Lust was never a topic in my mind until it touched my life. When the passion stopped is when the lust started. We did not act on these thoughts, but dreamt of people who had similar interests, were attractive, etc. We thought of bringing spice to our relationship and maybe adding someone new would add a different level of excitement. Luckily, we found different ways to spice up life, but know how easy it is to have lust enter your mind and relationship. With all of the commercials, movies, television shows, society talking sex all of the time, swingers becoming a popular trend, and pornography on the rise, we fell into many of the traps. As you get older and feel less attractive, feeling lust for others or having others feel lust for you can be enticing. Luckily our faith and being able to recognize what we were feeling helped us make better choices and helped us to concentrate on our marriage and why our love was more important than lust. Also, one of the best things my husband and I did regarding lust actually occurred before our marriage. First, we were not one of the couples who waited to be married to have sex, but we also did not allow ourselves to have sex right away. We knew the relationship was serious and we were on the path to be engaged before we had sex. Many men will say there are women you have sex with and women who you take home to Mom; which I believe is a true statement. Relationships that rush into physical intimacy can miss out on the relationship intimacy. Plus, knowing you are not going to have sex right away, can be very hot on its own and makes you appreciate kissing, cuddling, etc. Thinking back to the beginning, we would kiss for hours and even now this brings butterflies to my stomach. My husband and I also decided when we were getting married to not have sex during the engagement period. Honestly, it was difficult to restrain ourselves, but now know it definitely made sex 100% better for us and made sex more about love then solely lust. In my opinion, not solely concentrating on sex provided a good foundation for our relationship and after several years of marriage, although sex is still an important component of marriage, we know other areas of the marriage are also key to making a marriage successful.

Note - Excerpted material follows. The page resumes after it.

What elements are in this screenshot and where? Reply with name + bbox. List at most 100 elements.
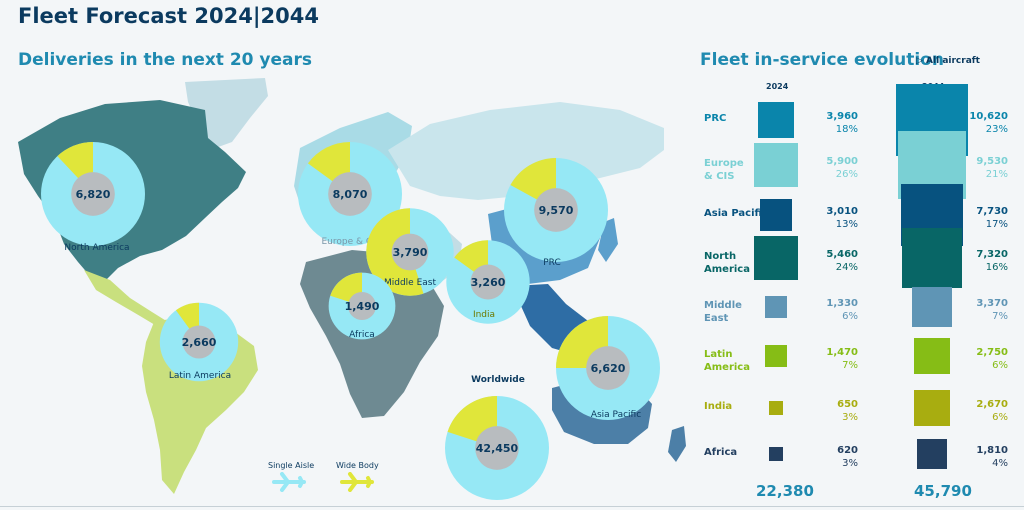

- Get out of your pajamas and be active – Go dancing or join a cooking class. People who are active tend to be happier people and don’t have the time to react to their lustful thoughts.
- Don’t have anything around that tempts you. If you can’t keep away from going to porn sites on your computer – then get rid of your computer.

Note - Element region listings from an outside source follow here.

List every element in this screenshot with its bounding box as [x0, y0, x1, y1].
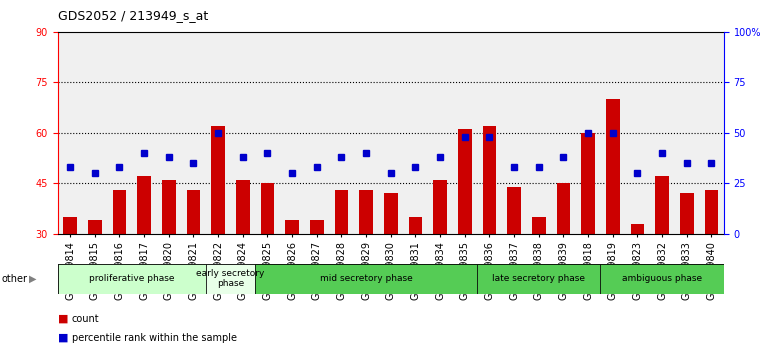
Bar: [557, 183, 571, 234]
Bar: [211, 126, 225, 234]
Bar: [477, 264, 601, 294]
Text: late secretory phase: late secretory phase: [492, 274, 585, 283]
Bar: [705, 190, 718, 234]
Bar: [655, 176, 669, 234]
Text: mid secretory phase: mid secretory phase: [320, 274, 413, 283]
Bar: [137, 176, 151, 234]
Bar: [532, 217, 546, 234]
Bar: [335, 190, 348, 234]
Bar: [286, 220, 299, 234]
Bar: [186, 190, 200, 234]
Bar: [112, 190, 126, 234]
Bar: [88, 220, 102, 234]
Bar: [206, 264, 255, 294]
Bar: [261, 183, 274, 234]
Bar: [236, 180, 249, 234]
Bar: [458, 130, 471, 234]
Text: ambiguous phase: ambiguous phase: [622, 274, 702, 283]
Bar: [606, 99, 620, 234]
Text: proliferative phase: proliferative phase: [89, 274, 175, 283]
Bar: [63, 217, 77, 234]
Text: other: other: [2, 274, 28, 284]
Text: GDS2052 / 213949_s_at: GDS2052 / 213949_s_at: [58, 9, 208, 22]
Text: ■: ■: [58, 333, 69, 343]
Text: percentile rank within the sample: percentile rank within the sample: [72, 333, 236, 343]
Bar: [631, 224, 644, 234]
Text: ▶: ▶: [29, 274, 37, 284]
Bar: [680, 193, 694, 234]
Text: early secretory
phase: early secretory phase: [196, 269, 265, 289]
Bar: [434, 180, 447, 234]
Bar: [58, 264, 206, 294]
Bar: [310, 220, 323, 234]
Bar: [384, 193, 397, 234]
Bar: [483, 126, 496, 234]
Bar: [581, 133, 595, 234]
Bar: [601, 264, 724, 294]
Bar: [507, 187, 521, 234]
Text: count: count: [72, 314, 99, 324]
Bar: [360, 190, 373, 234]
Text: ■: ■: [58, 314, 69, 324]
Bar: [255, 264, 477, 294]
Bar: [162, 180, 176, 234]
Bar: [409, 217, 422, 234]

- Find ways to have passion in your relationship and not passion outside of your relationship. Go buy a sexy board game, come up with a fun game yourself, wear something sexy, try something new, etc.
- Live out each other’s love language. For instance, if your love language is quality time don’t just sit in front of the television. Go do something which is true quality time together.
- Have a discussion about what you lust for in your marriage and what you are missing. Then make a goal list to determine how to close the gap.
- Discuss what made you love each other in the first place and how you can get back to this place.
- Re-enact some of your favorite memories together both romantically and sexually
Child (Small children should not have feelings of lust. If they do, you may want to seek professional help. The exercises below are for teenagers and young adults)
- Be an active parent and know who are your child’s friends so you have a good idea of who is influencing your child in their teenage and young adult years. Invite friends into your home.
- Don’t allow your children to be connected to social media sites without you having some controls on these sites. The goal is not to be over-powering, but it’s important your children are also safe.
- Don’t be naïve or avoid talking about sex. Hormones come into play in the teenage years and you want to be on top of it. Perhaps, even take your child to a planned parenting class, so, they understand choices, etc. Also, have open discussions of your beliefs and experiences about sex, so, your child knows about sex from your perspective.
- Set ground rules around going on dates, etc. Again, being strict doesn’t win you any points, but being an active parent does. Providing some leniency. Instead of punishing a child for looking at nude magazines, it may help with discussing sex and giving you some control over the matter.
- Discuss scripture from the Bible and God’s thoughts about sex, marriage, etc.